We do these things with the wrong niyyah and it gets us nowhere but closer to Shaytaan and feeds our base nafs. If we have even greeted another Muslim with ulterior motives and not for the pleasure of Allah, then this is shirk asghar (lesser polytheism). (Allahummah fazhnaa minhu – Allah save us from that).
For example, A person becomes a khateeb but then thinks how well an orator he is… These actions which start out as an action whose origin is for Allah, then it subsequently becomes corrupted by a desire to display one’s self, is in vain. Although al-Hasan al-Basri is reported to have held that such a desire, in itself, does not invalidate the proper intention that was the origin of the act, but we shan’t go into deep academic ikhtilaaf (differences). The topic is to correct our intention and to take stock of ourselves. Sufyaan Thawri is reported to have said, “Nothing is more difficult for me to treat than my intention for indeed it turns on me!”

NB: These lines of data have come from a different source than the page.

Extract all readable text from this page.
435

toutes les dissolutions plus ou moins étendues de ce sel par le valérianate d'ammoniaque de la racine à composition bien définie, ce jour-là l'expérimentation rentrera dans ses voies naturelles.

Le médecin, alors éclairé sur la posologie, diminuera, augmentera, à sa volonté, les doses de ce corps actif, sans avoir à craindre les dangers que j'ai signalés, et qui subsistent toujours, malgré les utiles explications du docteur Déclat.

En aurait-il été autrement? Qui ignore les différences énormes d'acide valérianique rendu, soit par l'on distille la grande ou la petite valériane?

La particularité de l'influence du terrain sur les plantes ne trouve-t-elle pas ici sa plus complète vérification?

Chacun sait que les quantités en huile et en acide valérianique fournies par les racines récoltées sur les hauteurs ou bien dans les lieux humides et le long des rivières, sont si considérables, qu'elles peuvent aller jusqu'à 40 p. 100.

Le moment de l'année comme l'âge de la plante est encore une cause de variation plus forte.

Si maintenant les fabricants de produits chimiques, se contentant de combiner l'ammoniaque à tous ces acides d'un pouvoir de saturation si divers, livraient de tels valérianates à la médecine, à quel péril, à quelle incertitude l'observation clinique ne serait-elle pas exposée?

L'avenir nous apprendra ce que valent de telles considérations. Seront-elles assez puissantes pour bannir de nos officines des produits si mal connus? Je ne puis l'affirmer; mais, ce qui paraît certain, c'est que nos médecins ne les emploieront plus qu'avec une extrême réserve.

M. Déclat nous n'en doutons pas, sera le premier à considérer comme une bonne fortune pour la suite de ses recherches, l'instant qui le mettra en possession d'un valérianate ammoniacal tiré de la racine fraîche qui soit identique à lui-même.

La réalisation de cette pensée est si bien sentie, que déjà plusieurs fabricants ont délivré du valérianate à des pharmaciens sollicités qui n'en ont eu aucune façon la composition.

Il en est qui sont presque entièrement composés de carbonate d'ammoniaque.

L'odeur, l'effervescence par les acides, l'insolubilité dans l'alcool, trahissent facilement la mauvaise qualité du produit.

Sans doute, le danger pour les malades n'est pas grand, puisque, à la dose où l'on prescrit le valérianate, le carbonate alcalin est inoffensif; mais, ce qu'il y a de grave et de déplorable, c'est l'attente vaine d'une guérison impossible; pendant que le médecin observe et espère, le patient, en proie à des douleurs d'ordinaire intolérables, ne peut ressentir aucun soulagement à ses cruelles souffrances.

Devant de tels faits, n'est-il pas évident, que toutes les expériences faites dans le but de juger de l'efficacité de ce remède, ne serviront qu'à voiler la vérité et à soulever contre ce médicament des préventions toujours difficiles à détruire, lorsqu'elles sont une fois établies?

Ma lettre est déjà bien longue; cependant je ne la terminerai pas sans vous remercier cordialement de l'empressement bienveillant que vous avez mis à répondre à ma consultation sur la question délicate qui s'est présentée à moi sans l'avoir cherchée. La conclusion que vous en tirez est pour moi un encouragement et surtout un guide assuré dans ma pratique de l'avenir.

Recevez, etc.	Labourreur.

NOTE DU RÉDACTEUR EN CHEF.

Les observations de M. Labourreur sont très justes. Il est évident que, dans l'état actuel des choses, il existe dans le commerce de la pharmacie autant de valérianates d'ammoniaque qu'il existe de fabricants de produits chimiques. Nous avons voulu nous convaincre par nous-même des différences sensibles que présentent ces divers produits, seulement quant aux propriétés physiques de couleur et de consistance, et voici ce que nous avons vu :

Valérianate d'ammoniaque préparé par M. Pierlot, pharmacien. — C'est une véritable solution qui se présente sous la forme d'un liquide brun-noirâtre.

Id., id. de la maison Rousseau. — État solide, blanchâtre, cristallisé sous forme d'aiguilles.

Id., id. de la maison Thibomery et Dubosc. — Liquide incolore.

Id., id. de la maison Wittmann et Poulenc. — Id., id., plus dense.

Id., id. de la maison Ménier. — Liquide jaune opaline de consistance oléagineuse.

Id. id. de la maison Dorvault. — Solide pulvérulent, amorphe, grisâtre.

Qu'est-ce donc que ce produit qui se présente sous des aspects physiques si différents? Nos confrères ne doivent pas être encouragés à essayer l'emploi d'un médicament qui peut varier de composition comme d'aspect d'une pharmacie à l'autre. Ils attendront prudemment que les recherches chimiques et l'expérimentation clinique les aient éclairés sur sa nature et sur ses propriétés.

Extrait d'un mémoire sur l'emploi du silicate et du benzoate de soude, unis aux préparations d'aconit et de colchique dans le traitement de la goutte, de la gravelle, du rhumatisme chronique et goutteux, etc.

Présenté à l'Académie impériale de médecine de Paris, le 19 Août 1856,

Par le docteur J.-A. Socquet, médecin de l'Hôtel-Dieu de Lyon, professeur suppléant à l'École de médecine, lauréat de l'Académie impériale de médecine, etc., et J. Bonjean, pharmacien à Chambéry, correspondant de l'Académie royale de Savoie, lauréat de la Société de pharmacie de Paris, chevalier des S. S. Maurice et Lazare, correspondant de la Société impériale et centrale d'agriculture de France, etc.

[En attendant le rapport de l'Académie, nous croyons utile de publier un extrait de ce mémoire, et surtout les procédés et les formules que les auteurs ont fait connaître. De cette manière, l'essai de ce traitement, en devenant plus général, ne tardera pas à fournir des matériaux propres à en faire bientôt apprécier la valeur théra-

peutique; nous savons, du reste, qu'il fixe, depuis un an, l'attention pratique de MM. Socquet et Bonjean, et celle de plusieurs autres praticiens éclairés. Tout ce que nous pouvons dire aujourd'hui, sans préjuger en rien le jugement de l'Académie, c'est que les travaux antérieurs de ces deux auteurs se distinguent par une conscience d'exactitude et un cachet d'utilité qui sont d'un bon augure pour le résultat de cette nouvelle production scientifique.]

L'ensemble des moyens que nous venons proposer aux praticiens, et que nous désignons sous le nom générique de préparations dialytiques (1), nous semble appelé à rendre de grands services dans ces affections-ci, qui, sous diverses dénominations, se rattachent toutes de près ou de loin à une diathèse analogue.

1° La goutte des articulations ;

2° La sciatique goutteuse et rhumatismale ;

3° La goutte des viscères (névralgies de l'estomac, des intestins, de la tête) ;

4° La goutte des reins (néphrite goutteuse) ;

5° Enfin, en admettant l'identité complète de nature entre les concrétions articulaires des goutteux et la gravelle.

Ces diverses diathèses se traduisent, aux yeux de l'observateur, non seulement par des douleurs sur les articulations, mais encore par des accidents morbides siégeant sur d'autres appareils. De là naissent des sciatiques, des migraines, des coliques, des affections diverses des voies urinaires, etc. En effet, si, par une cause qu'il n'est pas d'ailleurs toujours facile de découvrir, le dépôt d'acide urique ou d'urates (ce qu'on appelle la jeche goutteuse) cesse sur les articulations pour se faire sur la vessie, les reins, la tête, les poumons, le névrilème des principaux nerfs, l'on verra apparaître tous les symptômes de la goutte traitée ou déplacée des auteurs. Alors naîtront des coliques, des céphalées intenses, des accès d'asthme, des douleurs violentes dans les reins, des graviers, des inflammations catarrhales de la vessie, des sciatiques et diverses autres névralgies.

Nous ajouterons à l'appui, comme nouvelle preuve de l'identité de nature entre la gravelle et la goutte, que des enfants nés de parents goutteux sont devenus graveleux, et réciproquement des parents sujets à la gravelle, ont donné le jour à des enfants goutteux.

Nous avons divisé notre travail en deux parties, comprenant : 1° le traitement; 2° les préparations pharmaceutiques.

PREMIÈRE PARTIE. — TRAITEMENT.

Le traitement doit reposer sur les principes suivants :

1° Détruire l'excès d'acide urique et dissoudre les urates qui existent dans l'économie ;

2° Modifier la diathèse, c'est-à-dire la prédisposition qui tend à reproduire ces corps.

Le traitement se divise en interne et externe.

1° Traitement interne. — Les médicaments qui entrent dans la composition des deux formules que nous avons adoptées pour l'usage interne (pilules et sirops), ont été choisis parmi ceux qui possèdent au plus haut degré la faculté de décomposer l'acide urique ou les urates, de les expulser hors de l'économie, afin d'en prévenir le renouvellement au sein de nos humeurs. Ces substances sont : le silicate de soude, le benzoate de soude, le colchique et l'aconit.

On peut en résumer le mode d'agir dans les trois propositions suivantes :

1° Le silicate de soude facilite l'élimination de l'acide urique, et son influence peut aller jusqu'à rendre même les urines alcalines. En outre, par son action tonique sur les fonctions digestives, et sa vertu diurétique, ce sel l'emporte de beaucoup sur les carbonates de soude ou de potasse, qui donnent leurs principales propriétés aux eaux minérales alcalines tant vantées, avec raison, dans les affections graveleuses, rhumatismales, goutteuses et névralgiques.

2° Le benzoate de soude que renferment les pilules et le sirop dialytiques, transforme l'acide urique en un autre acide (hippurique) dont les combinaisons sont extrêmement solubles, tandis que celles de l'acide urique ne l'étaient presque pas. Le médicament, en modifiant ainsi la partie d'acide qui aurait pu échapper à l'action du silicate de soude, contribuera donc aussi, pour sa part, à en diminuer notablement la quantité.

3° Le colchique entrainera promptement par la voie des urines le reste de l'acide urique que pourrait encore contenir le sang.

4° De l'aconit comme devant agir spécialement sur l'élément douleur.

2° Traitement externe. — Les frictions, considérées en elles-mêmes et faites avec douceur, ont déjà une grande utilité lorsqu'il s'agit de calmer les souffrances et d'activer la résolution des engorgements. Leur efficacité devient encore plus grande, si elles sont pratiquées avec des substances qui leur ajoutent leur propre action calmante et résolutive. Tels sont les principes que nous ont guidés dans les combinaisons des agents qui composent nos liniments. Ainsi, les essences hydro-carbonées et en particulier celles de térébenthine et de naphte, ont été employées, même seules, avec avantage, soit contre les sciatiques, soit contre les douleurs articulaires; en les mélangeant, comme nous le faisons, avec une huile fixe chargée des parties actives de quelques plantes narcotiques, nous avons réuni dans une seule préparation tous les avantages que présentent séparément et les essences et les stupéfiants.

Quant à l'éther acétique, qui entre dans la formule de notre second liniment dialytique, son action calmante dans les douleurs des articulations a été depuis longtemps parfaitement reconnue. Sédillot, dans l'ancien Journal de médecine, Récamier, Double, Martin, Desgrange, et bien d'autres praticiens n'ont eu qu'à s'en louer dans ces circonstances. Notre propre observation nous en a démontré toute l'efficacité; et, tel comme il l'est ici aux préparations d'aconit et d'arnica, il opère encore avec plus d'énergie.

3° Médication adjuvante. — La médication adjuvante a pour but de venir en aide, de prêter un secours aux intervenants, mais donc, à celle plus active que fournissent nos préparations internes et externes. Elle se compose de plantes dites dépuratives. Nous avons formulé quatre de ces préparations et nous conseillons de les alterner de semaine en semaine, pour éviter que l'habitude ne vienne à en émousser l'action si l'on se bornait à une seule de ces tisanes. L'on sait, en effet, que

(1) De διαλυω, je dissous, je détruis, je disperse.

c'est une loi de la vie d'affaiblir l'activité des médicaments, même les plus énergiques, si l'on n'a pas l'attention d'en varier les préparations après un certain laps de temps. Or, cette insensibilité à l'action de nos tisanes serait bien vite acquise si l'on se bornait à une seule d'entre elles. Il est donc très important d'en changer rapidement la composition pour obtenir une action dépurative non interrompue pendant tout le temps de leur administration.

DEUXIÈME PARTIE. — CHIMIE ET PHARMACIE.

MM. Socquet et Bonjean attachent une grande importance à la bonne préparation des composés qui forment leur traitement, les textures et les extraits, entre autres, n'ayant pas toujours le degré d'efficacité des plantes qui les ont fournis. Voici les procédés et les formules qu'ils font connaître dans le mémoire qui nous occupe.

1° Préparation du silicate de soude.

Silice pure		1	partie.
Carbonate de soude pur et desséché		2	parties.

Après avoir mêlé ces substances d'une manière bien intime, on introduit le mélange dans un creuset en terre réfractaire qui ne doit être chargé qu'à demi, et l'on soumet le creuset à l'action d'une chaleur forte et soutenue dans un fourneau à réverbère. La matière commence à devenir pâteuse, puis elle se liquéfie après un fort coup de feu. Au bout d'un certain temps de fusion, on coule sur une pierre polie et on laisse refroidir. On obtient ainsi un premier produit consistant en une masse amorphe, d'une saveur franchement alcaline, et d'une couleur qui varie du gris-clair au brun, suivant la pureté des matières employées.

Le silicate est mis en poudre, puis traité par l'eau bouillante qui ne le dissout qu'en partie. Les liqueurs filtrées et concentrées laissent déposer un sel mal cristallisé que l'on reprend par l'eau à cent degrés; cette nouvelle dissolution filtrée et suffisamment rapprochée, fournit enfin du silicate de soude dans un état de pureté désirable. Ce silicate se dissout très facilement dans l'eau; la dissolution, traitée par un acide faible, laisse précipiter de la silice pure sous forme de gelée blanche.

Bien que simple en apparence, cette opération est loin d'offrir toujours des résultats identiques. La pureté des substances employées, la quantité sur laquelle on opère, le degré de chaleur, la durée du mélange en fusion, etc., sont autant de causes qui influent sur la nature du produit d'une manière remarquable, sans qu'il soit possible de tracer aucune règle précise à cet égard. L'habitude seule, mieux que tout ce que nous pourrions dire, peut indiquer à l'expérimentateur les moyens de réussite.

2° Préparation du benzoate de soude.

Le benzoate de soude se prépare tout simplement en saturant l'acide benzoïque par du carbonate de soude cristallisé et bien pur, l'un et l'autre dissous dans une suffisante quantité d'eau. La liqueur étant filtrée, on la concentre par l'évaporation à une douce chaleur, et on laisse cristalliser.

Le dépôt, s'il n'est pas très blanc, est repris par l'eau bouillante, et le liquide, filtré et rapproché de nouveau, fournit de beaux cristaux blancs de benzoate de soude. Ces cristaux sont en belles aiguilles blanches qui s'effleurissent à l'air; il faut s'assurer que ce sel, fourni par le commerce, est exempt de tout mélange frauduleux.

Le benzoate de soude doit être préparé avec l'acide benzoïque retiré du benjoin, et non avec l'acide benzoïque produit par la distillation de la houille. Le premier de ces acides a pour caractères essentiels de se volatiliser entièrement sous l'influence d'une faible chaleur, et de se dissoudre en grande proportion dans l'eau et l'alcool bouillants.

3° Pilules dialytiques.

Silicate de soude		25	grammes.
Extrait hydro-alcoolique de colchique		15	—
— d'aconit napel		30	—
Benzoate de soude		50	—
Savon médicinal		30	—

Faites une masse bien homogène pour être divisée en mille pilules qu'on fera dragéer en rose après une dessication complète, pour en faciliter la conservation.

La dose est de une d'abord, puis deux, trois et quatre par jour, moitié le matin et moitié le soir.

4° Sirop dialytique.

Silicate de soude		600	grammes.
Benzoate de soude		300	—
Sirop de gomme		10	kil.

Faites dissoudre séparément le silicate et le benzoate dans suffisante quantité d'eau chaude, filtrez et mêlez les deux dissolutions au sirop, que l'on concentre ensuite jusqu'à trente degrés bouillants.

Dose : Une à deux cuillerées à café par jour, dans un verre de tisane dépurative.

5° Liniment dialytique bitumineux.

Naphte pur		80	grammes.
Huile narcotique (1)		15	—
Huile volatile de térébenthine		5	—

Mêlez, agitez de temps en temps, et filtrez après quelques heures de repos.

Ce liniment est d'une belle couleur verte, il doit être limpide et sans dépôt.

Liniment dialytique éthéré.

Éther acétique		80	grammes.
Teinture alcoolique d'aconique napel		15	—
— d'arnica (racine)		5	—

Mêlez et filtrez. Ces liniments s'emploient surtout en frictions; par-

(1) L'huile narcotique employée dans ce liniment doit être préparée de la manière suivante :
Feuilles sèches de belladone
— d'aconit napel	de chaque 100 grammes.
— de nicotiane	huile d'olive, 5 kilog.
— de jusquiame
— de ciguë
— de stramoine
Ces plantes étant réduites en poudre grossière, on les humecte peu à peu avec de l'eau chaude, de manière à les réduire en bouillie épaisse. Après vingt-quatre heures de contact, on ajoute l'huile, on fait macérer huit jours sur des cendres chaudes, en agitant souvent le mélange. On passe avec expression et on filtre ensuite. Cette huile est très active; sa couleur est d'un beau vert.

No one is perfect and our nafs and Shaytaan have sometime or other teamed up against our own selves to bring out petty, hyper-sensitive insecurities which grow into ugly monsters of hurt to others.
So when we lay down to sleep, let us remember that it may our last night on earth or the person we hurt intentionally or unintentionally. If we were too busy working, instead of taking a few minutes to take an interest in our children or play with them, or if a spouse had worked and “brought his/her work home with them”, let us take stock of ourselves. Life is short. If you have a friend who reminds you in a nice way about your short-comings, value that person, because we can’t always see our faults or accept them acquiescently.

Let it not be too late before we realise that we can not take our words back. Abu Hurairah (radhiyAllahu ‘anhu) narrated that Rasollullah (Sallallahu ‘Alayhi wa Sallam) said “Whoever has oppressed another person concerning his reputation or anything else, he should beg him to forgive him before the Day of Resurrection when there will be no money (to compensate for wrong deeds), but if he has good deeds, those good deeds will be taken from him according to his oppression which he has done, and if he has no good deeds, the sins of the oppressed person will be loaded on him.” [Bukhari, Volume 3, Book 43, Number 629]

May Allah forgive and protect (myself first) us from all the evil mentioned. May Allah Most High grant us tazkiyyah (purification of our souls), truthful tongues and open hearts.

If the author of this post has in any way, hurt any one out there knowingly or unknowingly, I humbly ask for forgiveness and seek pardon from Allah Most High.